Full-Sample Baseline Metrics

Metric	Value
Sharpe Ratio	1.05
Expected Return Per Trade	0.58%
Average Trade Lifetime	5.8 days
Max Drawdown	-2.30%
Win Rate	69.39%
Trade Count	49
Total Return	10.94%

Full-Sample Baseline vs ML Overlays

strategy	trade_count	removed_signal_count	sharpe_ratio	total_return	win_rate	max_drawdown	expected_return_per_trade
baseline	12	0	0.6921	0.0168	0.8333	-0.0109	0.0055
ml_hard_filter	9	8	0.3760	0.0075	0.7778	-0.0124	0.0039
ml_position_scaling	12	0	0.7268	0.0188	0.8333	-0.0114	0.0055

Trade Outcome Analysis

Outcome Rates

Outcome	Trades	Rate
Successful	34	69.39%
Breakout failure	13	26.53%
Stop-loss triggered	2	4.08%

Payoff Shape

Metric	Value
Average winner	1.36%
Average loser	-1.17%
Payoff ratio	1.16
Largest winner	4.40%
Largest loser	-2.97%
Top 3 trade PnL share	48.14%

What The Final Result Means

The project now has two meaningful layers:

A tuned baseline breakout strategy that is already tradable and positive after costs.
A compact implied-volatility-aware ML overlay that improves the fixed live holdout modestly by changing position size on breakout candidates.

The improvement is not huge, and that is important to state honestly.

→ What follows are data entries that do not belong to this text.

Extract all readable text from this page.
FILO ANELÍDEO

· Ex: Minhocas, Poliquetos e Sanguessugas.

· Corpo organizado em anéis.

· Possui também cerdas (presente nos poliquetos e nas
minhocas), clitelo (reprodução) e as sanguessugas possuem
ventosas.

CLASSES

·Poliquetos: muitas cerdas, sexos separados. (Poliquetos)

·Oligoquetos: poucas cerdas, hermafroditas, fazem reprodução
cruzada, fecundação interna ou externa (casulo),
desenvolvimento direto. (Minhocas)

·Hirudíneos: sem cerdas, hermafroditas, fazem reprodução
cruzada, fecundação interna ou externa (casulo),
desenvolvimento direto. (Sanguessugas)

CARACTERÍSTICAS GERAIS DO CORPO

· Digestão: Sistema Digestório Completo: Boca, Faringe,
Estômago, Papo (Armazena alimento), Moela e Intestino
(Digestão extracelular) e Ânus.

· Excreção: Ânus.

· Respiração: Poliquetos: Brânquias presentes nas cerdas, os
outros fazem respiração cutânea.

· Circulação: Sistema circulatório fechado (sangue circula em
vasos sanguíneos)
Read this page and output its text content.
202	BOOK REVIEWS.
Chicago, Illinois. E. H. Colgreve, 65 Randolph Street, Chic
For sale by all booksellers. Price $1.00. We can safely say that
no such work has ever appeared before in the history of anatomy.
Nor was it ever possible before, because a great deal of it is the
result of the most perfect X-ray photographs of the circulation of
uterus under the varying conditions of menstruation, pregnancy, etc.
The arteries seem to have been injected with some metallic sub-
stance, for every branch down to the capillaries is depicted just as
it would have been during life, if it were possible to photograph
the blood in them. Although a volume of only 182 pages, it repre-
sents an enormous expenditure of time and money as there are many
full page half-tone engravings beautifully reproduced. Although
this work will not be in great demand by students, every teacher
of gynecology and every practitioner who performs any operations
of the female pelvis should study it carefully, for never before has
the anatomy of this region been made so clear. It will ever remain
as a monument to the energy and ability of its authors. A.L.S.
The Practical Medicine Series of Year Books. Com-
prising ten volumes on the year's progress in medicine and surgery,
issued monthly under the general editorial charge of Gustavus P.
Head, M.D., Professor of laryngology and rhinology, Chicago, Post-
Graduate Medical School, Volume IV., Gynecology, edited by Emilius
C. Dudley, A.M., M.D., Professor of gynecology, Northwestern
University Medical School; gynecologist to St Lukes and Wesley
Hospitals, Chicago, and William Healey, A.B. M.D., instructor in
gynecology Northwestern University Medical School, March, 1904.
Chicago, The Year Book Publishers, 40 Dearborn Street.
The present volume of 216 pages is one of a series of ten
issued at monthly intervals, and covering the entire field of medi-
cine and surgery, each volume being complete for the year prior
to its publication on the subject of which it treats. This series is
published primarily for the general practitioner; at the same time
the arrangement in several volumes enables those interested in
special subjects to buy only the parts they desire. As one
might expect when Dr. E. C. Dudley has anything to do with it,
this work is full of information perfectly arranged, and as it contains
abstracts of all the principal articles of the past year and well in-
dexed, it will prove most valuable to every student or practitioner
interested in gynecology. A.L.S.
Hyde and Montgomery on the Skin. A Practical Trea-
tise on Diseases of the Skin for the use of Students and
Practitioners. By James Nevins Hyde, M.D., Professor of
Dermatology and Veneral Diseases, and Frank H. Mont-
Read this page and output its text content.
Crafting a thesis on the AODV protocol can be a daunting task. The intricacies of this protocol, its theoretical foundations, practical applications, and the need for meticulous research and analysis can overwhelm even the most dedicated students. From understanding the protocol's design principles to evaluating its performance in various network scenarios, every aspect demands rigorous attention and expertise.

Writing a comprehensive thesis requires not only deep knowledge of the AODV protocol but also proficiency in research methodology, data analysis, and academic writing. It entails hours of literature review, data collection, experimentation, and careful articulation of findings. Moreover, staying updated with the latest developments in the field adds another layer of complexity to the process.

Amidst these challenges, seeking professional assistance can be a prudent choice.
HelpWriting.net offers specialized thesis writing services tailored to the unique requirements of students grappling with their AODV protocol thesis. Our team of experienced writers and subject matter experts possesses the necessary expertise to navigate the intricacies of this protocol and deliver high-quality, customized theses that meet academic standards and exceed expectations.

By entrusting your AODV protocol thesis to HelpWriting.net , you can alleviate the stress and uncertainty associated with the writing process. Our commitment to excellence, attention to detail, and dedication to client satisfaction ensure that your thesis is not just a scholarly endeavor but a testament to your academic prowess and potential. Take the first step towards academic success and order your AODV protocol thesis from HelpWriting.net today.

This is not a black-box replacement for the breakout strategy. It is a small, interpretable enhancement on top of an already working baseline. The important result is that the overlay still helped when it was frozen before October 2025 and then evaluated on later data.

The strategy should also be read as whale hunting. It is not trying to win every breakout. It is trying to keep failed breakouts small, exit stale trades, and preserve enough exposure for the subset of breakouts that turn into real volatility expansions.

Limitations

The main limitation is that the fixed out-of-sample window is short. The October 2025-forward holdout is useful because it is a true forward-style test, but it still contains only a small number of completed trades. That means the holdout result should be treated as evidence that the model helped in this period, not as proof that the edge is permanent.

The strategy is also currently presented as a selected-asset QQQ showcase. The broader ETF screen supports that choice, but a production version should continue validating whether the same rules work across other liquid assets and whether QQQ remains the best place to express the breakout idea.

Finally, implied volatility is a helpful confirmation signal, not a perfect truth source. Options markets can misprice future movement, implied-volatility history can be noisy, and the model may need to be re-estimated if the relationship between price breakouts and options pricing changes.

What We Would Do Next

The next step would be to keep extending the out-of-sample paper-trading window as new data arrives. The most important question is whether the ML position-scaling overlay continues to improve the baseline after more unseen trades.

We would also test the same framework on a broader universe of liquid ETFs and futures, add richer options-chain features such as skew and term structure, and compare the current logistic-style model against tree-based classifiers. Any more complex model would still need to beat the current version on walk-forward performance, not just in-sample fit.

Before live deployment, we would paper-trade the strategy with the same execution assumptions used in the backtest, monitor slippage and fills, and pause or retrain the model if rolling expectancy, drawdown, or the baseline-versus-overlay comparison moves outside the expected backtest range.